Terkait Kematian Sugianto di Bantaeng, GAM Demo Kejati Sulsel, Pihak Kejati: Kami Belum Terima Berkas Perkara dari Polda Sul-sel -->

Terkait Kematian Sugianto di Bantaeng, GAM Demo Kejati Sulsel, Pihak Kejati: Kami Belum Terima Berkas Perkara dari Polda Sul-sel

Rabu, 15 Juli 2020


WartaBerita.co.id : MAKASSAR - Puluhan mahasiswa dari Gerakan aktivis mahasiswa (GAM) Kembali melakukan unjuk rasa (Demonstrasi) di Depan Kantor Kejaksaan tinggi (Kejati) Sulawesi selatan di Jalan Urip Sumiharjo Kota Makassar (Rabu, 15/7/2020)

Aksi ini dipicu akibat lambatnya penanganan perkara penganiayaan yang mengakibatkan kematian (Pembunuhan) terhadap Alm. Sugianto yang berumur 23 Tahun dan yang diduga terlibat adalah oleh empat orang oknum Polisi resosrt (Polres) Bantaeng (Inisial HA, KH, TR, NY) dan satu orang masyarat biasa (AD alias CA) pada tanggal 8 November 2019 lalu yang mana Tempat kejadian perkara (TKP) di Pos Lantas Polres Bantaeng dan telah dilaporkan secara resmi di Mapolda Sul-sel pada tanggal 19 November 2019 dengan LP B/417/XI/2019/SPKT POLDA SULSEL.

Upe selaku koordinator aksi GAM menyampaikan dalam orasinya bahwa pihak kejati sulsel harus bekerja sesuai Peraturan Jaksa Agung (PERJA) No: PER-036/A/JA/09/2011 Tentang Standar operasional prosedur penanganan perkara tindak pidana Umum.

Kejati Sul-sel segera melakukan P.21 berkas perkara yang melibatkan oknum Polres Bantaeng untuk mempertanggung jawabkan perbuatannya di muka pengadilan, teriak Koordinator aksi.

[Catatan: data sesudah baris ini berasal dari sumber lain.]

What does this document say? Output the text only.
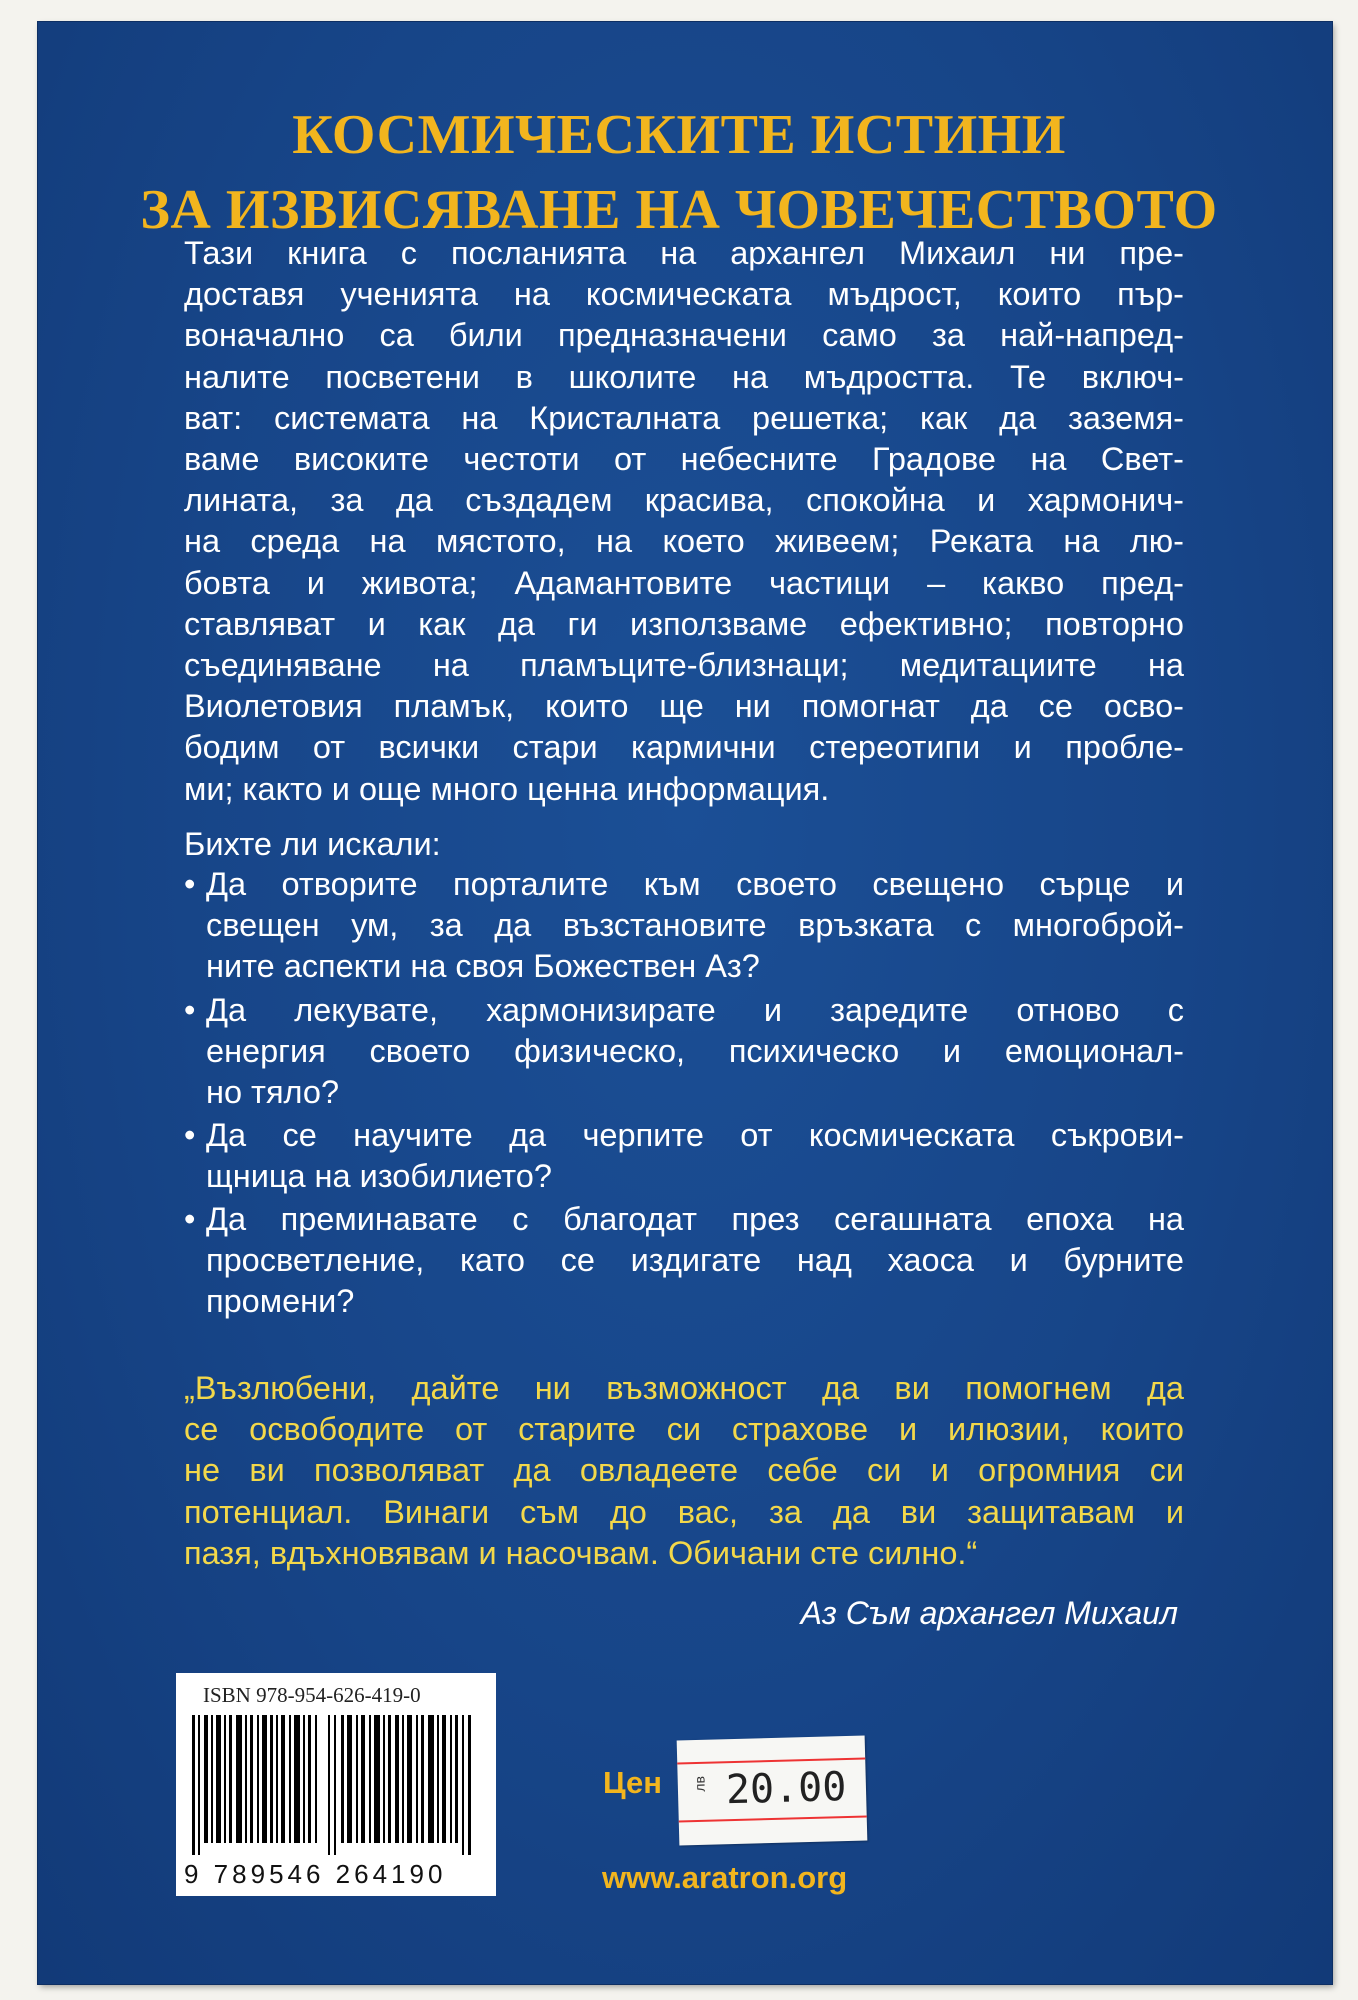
КОСМИЧЕСКИТЕ ИСТИНИ
ЗА ИЗВИСЯВАНЕ НА ЧОВЕЧЕСТВОТО
Тази книга с посланията на архангел Михаил ни пре-
доставя ученията на космическата мъдрост, които пър-
воначално са били предназначени само за най-напред-
налите посветени в школите на мъдростта. Те включ-
ват: системата на Кристалната решетка; как да заземя-
ваме високите честоти от небесните Градове на Свет-
лината, за да създадем красива, спокойна и хармонич-
на среда на мястото, на което живеем; Реката на лю-
бовта и живота; Адамантовите частици – какво пред-
ставляват и как да ги използваме ефективно; повторно
съединяване на пламъците-близнаци; медитациите на
Виолетовия пламък, които ще ни помогнат да се осво-
бодим от всички стари кармични стереотипи и пробле-
ми; както и още много ценна информация.
Бихте ли искали:
• Да отворите порталите към своето свещено сърце и
свещен ум, за да възстановите връзката с многоброй-
ните аспекти на своя Божествен Аз?
• Да лекувате, хармонизирате и заредите отново с
енергия своето физическо, психическо и емоционал-
но тяло?
• Да се научите да черпите от космическата съкрови-
щница на изобилието?
• Да преминавате с благодат през сегашната епоха на
просветление, като се издигате над хаоса и бурните
промени?
„Възлюбени, дайте ни възможност да ви помогнем да
се освободите от старите си страхове и илюзии, които
не ви позволяват да овладеете себе си и огромния си
потенциал. Винаги съм до вас, за да ви защитавам и
пазя, вдъхновявам и насочвам. Обичани сте силно.“
Аз Съм архангел Михаил
ISBN 978-954-626-419-0
9 789546 264190
Цен лв 20.00
www.aratron.org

"Yang mana harus diketahui publik bahwa Alm. Sugianto ini dianiaya tanpa sebab yang jelas sampai meninggal dunia dengan dugaan pelaku menggunakan benda Tumpul sebagaimana keterangan para saksi dan diperkuat dengan hasil Visum er refertum dari RSUD. Bantaeng,"Urainya

Sementara ditempat yang sama Andrias ado juga berorasi bahwa SPDP Nomor: A.3/05/I/RES.1.6/2020/KRIMUM POLDA SULSEL telah di terima kejati Sul-sel pada tanggal 14 Januari 2020 dan sampai sekarang berkas perkara tersebut masing mengembang tanpa kepastian hukum, ini menyangkut nyawa sesorang dan pelaku harus dipenjarakan tanpa melihat status para pelaku.

Irwan. SH Selaku Kasi. C mewakili Kasi Penkum Kejati Sul-Sel mengatakan bahwa sejak terbitnya Surat pemberitahuan dimulainya penyidikan (SPDP) mengaku belum menerima berkas perkara.

"Kami belum menerima berkas perkara dari Polda Sul-Sel selaku penyidik kasus kematian Alm. Sugianto yang terjadi di Kabupaten bantaeng tahun 2019 lalu", Ungkapnya dihadapan demonstran

"Kami sudah berkoordinasi dengan pihak Polda sul-sel untuk segera melampirkan (Mengirim) berkas perkara tersebut namun sampai sekarang belum kami terima dari Polda Sul-Sel jadi kami belum teliti berkas tersebut dan kami belum bisa P.21 kasus tersebut", jelasnya

"Silahkan adek-adek GAM Pertanyakan di Polda Sul-Sel", Ucap Irwan didepan massa demonstran

Setelah mendapat penjelasan GAM membubarkan diri dengan aman dalam pengawal pihak Polsekta Panakkukang makassar dan GAM dalam waktu dekat akan berunjuk rasa dipolda Sul-Sel menindaklanjuti kasus tersebut Sebagaimana apa yang disampaikan pihak Kejati Sul-sel.